Infrastruktur SDM dalam sistem pengawasan adalah elemen paling penting dan fundamental, sehingga ketidakkesiapan infrastruktur ini akan memiliki konsekuensi serius dan signifikan bagi keberhasilan pengawasan PLTN. Alhasil, berpotensi memunculkan isu keselamatan operasi PLTN di kemudian hari.
Tantangan kedua, kelengkapan (comprehensiveness), kemutakhiran (up to date), dan kemamputerapan (applicability) peraturan dan berbagai dokumen teknis untuk melakukan pengawasan semua tahapan implementasi PLTN. Seperti evaluasi permohonan izin tapak, desain, konstruksi, komisioning, operasi, hingga dekomisioning yang akan dilaksanakan ketika masa izin operasi berakhir kelak.

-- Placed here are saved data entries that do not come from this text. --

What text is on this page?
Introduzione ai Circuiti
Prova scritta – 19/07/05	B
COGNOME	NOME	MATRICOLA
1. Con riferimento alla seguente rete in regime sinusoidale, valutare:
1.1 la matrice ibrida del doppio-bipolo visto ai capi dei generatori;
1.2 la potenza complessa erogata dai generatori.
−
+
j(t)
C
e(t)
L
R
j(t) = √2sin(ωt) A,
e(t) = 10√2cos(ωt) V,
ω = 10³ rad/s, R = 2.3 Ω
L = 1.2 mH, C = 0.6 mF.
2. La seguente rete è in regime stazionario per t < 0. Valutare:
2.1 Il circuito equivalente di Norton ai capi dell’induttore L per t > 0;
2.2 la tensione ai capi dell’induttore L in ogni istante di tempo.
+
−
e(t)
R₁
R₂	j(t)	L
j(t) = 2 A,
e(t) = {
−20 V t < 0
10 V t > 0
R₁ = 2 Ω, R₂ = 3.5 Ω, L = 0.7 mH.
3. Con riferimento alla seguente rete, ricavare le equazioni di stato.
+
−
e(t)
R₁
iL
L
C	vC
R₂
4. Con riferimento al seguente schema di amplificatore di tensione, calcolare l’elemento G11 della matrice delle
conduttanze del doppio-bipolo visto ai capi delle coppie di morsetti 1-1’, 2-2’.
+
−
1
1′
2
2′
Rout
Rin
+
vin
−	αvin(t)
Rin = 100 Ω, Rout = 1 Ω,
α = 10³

Keterbatasan jumlah dan kompetensi SDM dibarengi ketiadaan kelengkapan-kemutakhiran-kemamputerapan peraturan sebagai konsekuensi dari belum jelasnya kehadiran PLTN di Indonesia, mengakibatkan proses pembuatan peraturan dan dokumen teknis yang diperlukan tidak mendapat akselerasi signifikan dan memadai. Kondisi ini, jika tidak mendapat perhatian serius, akan memiliki konsekuensi pada perlambatan (delay) proses evaluasi permohonan izin dan penerbitan izin. Ujungnya, perlambatan ini akan berdampak pada aspek keekonomian implementasi PLTN di RI.
Penulis berpandangan, Indonesia saat ini berada di Fase-2 PLTN, yaitu fase persiapan menuju penandatangan kontrak pembelian (procurement) dengan pihak penyedia (vendor). Pada fase ini juga, setelah penandatangan kontrak, akan dilakukan aktivitas desain dan konstruksi reaktor nuklir.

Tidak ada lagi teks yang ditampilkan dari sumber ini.